天知道为什么我一下飞机就被老妈开车带到了这所貌似很气派的高中门前,我可是在飞机上过了一夜啊,这会快困死了。
在我妈无形的压迫下,我无奈地下了车
“一会进去就找高三六班。”老妈丢下这句话后驾车就跑掉了。
我扶了扶头上的鸭舌帽,走进了学校,找到高三六班以后,按照中国的规矩我敲了敲门。
“请进。”
我推开了那扇轻飘飘的木门,屋内的喧闹声瞬间达到了顶峰,我轻轻抬起遮住视线的帽遮,突然被人用力的拍了下去,
“凌花,你总算回来了”在我面前站着的是一个皮肤略黑,剪着毛寸发型的男生。我只是轻笑了一下,因为,我不认识他。

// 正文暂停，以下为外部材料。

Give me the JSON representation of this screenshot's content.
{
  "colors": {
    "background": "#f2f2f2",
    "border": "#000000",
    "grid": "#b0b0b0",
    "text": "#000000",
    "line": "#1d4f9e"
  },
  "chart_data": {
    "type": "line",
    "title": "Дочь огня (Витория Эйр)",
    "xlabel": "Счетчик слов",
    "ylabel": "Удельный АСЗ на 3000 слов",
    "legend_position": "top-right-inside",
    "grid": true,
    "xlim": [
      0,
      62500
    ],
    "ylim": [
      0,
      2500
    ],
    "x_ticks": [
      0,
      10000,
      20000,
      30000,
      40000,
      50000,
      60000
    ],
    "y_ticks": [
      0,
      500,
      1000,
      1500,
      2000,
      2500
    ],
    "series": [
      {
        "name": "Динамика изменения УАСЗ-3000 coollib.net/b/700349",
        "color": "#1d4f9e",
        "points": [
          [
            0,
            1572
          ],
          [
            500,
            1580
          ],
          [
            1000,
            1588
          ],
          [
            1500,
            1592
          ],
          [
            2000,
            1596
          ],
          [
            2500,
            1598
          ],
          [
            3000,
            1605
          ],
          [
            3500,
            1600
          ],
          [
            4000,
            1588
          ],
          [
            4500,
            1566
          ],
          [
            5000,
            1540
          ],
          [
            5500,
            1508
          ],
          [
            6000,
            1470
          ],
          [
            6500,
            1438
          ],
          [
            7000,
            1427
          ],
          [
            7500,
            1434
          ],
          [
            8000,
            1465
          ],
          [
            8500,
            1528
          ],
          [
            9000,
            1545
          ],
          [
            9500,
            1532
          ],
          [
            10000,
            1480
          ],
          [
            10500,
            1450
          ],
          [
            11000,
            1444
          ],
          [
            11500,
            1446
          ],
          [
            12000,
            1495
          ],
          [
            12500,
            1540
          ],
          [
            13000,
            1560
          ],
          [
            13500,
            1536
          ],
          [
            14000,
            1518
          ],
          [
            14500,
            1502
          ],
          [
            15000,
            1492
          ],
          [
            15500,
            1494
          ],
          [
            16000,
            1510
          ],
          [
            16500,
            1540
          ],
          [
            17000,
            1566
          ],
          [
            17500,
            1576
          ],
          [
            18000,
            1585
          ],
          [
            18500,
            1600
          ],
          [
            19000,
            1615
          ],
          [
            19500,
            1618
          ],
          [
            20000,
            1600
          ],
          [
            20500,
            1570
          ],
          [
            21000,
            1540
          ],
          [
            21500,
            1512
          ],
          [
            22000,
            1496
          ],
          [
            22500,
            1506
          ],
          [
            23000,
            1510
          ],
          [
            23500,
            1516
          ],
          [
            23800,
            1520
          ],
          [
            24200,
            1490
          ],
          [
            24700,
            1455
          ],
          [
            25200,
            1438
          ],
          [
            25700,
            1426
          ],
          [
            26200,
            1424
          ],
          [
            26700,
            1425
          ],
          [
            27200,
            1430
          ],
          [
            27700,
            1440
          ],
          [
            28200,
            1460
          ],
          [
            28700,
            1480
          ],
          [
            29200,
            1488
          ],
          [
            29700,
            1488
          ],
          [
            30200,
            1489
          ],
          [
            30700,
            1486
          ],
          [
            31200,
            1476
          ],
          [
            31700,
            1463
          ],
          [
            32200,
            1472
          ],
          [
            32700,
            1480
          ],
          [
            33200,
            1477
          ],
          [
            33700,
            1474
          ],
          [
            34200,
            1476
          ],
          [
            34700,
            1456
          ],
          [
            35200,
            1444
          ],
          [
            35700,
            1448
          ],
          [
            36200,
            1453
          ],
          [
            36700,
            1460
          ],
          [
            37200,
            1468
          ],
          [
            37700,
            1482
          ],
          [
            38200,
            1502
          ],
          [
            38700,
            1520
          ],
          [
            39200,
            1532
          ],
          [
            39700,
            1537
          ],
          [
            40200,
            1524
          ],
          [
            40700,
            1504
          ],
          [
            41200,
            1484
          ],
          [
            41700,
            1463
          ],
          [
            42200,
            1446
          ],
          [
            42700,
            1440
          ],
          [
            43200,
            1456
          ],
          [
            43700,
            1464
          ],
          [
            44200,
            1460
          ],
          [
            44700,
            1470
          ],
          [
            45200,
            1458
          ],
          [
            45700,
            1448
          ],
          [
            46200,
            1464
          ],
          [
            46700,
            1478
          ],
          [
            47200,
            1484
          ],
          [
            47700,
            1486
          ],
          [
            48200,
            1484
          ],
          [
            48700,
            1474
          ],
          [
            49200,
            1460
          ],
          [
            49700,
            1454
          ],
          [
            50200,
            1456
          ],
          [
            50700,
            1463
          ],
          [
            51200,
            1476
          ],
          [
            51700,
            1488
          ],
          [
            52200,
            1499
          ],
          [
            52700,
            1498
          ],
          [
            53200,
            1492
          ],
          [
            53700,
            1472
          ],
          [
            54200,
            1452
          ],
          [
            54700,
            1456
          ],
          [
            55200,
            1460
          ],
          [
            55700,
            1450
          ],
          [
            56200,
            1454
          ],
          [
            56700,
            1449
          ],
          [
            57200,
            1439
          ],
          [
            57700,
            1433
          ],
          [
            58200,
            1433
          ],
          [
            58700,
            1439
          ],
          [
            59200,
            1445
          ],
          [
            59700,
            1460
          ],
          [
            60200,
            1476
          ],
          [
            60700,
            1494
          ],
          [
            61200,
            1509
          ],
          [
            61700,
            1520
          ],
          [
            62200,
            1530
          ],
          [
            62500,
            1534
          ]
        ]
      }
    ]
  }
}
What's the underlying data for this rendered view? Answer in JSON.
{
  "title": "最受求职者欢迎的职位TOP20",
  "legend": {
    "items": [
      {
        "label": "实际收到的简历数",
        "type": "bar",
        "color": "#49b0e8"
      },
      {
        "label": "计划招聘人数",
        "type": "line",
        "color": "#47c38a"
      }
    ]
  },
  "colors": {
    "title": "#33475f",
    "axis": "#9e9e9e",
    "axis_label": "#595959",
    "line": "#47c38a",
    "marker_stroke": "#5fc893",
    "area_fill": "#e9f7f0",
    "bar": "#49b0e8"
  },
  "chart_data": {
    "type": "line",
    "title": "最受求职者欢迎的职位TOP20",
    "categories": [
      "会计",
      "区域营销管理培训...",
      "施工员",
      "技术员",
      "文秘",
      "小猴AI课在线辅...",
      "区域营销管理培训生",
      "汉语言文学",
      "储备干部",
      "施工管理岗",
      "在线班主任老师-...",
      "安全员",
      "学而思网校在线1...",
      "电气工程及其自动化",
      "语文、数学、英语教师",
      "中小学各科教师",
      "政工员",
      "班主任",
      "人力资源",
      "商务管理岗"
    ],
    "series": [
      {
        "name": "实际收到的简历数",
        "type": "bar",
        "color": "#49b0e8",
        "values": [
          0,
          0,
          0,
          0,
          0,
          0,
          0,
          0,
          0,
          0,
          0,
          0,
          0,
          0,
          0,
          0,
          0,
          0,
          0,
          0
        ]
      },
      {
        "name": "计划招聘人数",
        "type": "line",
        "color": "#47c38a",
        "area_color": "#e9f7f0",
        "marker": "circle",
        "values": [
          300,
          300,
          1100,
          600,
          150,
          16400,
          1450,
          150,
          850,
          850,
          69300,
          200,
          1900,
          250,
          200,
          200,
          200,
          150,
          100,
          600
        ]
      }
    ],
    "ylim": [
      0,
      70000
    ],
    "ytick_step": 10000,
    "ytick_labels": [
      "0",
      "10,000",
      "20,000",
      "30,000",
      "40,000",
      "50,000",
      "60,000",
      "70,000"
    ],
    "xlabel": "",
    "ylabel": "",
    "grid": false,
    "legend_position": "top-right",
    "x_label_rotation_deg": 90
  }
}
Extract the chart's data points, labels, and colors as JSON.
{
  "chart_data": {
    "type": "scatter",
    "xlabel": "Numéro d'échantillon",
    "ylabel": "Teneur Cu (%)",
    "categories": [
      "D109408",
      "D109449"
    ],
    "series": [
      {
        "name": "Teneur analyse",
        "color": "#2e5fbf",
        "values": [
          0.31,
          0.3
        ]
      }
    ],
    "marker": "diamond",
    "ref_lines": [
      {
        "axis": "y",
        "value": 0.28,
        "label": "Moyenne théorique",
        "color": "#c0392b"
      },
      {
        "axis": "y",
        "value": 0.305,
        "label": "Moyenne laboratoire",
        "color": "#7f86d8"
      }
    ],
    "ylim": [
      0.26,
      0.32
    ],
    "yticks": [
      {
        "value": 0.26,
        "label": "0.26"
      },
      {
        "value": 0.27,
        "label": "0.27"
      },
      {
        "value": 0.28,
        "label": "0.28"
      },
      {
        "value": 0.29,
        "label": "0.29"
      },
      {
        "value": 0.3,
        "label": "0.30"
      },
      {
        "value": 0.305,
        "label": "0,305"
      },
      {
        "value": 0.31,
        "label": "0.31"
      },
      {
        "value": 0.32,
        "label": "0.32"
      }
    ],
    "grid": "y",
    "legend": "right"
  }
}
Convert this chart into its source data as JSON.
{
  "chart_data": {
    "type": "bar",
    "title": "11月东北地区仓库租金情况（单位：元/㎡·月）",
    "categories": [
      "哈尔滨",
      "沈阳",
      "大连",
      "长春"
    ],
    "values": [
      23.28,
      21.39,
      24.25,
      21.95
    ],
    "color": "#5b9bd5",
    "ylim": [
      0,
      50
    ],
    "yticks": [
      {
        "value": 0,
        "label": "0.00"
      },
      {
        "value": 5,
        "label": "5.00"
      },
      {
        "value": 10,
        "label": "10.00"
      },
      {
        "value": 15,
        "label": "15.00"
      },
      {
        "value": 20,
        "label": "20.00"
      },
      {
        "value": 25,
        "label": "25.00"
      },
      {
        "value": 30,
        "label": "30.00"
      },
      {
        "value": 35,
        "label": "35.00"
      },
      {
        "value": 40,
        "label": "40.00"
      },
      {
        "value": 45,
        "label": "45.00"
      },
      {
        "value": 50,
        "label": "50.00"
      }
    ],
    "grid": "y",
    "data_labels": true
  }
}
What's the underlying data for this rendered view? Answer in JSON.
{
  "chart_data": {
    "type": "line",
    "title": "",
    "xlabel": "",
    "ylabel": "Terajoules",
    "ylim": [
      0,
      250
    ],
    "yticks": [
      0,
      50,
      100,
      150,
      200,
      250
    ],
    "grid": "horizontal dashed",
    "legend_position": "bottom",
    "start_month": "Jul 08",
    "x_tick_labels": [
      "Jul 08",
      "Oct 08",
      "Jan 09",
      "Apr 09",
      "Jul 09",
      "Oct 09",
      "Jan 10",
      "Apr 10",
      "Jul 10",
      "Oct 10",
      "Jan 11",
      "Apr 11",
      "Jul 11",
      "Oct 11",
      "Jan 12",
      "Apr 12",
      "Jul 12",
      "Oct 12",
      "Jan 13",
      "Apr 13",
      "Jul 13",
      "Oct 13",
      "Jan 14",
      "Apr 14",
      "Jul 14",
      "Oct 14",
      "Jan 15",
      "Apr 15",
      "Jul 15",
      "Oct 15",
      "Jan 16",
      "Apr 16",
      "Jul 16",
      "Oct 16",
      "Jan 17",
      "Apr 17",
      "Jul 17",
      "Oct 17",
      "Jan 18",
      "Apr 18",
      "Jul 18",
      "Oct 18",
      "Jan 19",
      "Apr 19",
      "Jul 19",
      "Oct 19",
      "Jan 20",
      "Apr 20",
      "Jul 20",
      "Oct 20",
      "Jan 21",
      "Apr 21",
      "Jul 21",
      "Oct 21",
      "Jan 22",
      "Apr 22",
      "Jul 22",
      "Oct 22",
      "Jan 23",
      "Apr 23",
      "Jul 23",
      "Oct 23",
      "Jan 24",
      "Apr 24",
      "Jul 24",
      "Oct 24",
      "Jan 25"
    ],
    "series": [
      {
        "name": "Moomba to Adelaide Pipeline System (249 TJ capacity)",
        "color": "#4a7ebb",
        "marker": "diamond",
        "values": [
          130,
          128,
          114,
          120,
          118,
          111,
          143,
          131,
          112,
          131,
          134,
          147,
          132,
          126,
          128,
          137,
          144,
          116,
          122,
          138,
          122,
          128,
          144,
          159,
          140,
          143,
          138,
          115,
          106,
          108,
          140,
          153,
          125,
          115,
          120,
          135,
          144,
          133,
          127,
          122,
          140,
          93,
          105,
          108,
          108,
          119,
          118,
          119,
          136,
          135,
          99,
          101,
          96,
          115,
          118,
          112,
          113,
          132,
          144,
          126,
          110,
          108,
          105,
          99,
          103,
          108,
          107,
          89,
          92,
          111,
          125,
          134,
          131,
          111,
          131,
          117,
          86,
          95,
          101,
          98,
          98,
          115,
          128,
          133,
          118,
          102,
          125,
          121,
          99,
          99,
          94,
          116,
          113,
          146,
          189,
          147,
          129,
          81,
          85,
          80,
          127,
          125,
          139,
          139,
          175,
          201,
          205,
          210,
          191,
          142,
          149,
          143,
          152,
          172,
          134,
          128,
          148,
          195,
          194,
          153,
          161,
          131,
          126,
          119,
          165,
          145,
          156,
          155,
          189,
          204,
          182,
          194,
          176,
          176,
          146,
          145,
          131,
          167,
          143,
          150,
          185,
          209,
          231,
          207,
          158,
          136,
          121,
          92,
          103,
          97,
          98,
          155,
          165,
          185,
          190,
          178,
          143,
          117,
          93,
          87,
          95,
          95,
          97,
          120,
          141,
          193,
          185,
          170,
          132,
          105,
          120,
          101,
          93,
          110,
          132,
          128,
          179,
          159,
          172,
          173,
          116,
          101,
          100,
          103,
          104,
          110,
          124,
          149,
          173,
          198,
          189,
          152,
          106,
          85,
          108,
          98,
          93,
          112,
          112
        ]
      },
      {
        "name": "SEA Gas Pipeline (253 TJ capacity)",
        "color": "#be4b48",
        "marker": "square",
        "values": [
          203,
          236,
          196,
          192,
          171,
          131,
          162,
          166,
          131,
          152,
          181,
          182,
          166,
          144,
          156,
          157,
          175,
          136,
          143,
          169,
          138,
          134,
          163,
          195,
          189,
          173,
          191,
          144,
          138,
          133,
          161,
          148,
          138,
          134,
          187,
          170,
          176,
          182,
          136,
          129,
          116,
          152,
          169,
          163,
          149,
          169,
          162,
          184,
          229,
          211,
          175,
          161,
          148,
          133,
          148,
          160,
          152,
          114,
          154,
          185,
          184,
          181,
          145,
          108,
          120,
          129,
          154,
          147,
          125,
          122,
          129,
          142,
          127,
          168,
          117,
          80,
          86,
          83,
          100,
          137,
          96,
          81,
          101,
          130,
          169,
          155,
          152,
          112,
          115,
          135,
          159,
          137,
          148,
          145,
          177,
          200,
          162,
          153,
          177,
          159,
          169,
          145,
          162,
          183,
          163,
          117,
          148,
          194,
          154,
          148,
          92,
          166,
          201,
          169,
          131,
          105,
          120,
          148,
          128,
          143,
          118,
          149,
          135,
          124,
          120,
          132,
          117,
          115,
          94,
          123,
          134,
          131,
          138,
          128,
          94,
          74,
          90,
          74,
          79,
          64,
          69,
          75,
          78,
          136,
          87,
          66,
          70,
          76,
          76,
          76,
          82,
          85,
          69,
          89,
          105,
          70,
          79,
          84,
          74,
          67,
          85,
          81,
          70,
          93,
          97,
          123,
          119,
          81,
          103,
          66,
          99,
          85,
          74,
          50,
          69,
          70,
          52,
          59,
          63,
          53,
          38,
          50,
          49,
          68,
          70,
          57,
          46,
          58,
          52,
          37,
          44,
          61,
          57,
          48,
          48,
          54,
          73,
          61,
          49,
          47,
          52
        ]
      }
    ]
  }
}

看到我的反应后,那个男生的身体僵硬在那里,好半天都没再说出一个字。
“他们说的是真的?”他转过身看着身后一个穿着篮球服的男生,后者点了点头。
然后面前的巧克力小生伸出了手“你好,我叫郭禹成。”
“你好。”我的右手伸了出去。
就在这时候,我的双眼被一双手捂住,“能猜到我是谁吗。”声音很清澈。
“我猜不到。”说着这句话时候我的嘴角竟然不自觉的向上翘起了一下,我解释不出来为什么会这样。
身后的女生长的很漂亮,而且有种见过的感觉。
“绅士美男,寤寐求之,求之不得,辗转反撤。我叫闫薇。”女生看着我念出这么一句似曾相识的诗句。
我在初中时候收到过一份像是信一样的东西,写的就是这句诗。
“啊,你是。。。”
“那个是我写的。。。”女生打断了我的话“冷凌花,我喜欢你。”
班里的男生女生们听到这句话又一次沸腾了起来,讲台上的女老师也是一脸微笑的看着我们,没有丝毫阻止的趋势。
不知怎的,在这里让我找到了一种熟悉的氛围,是因为这种状况和在美国的时候很相似吗?
“你坐到这里来吧。”在靠窗的那边有个可爱的女生叫了我一声,我又轻声笑了一下,不知道为什么,今天一直都想笑,感觉这些人很亲切。
我走到那个座位旁,一个正在睡觉的女生让我好奇的多看了一眼。等到我坐下后,那个女生转过头,她的眼睛水汪汪的,好像是刚刚流过眼泪一样,下意识的我竟然伸手想去帮她擦眼泪,可是伸到一半时我发现自己不适宜的举动,尴尬的把手收了回来。
“Sorry”我不好意思的笑了一下“习惯了。”哎呀我去,我这句蹩脚的解释是什么,什么还习惯了,这会让旁边的小美女怎么看我啊,等会儿,她长的确实漂亮,很漂亮,让我看的有点,有点心痛?
她不以为然的摇摇头,“你好,我叫谷雨蝶。”我对她笑了笑,没有告诉她,我对她的名字很熟悉。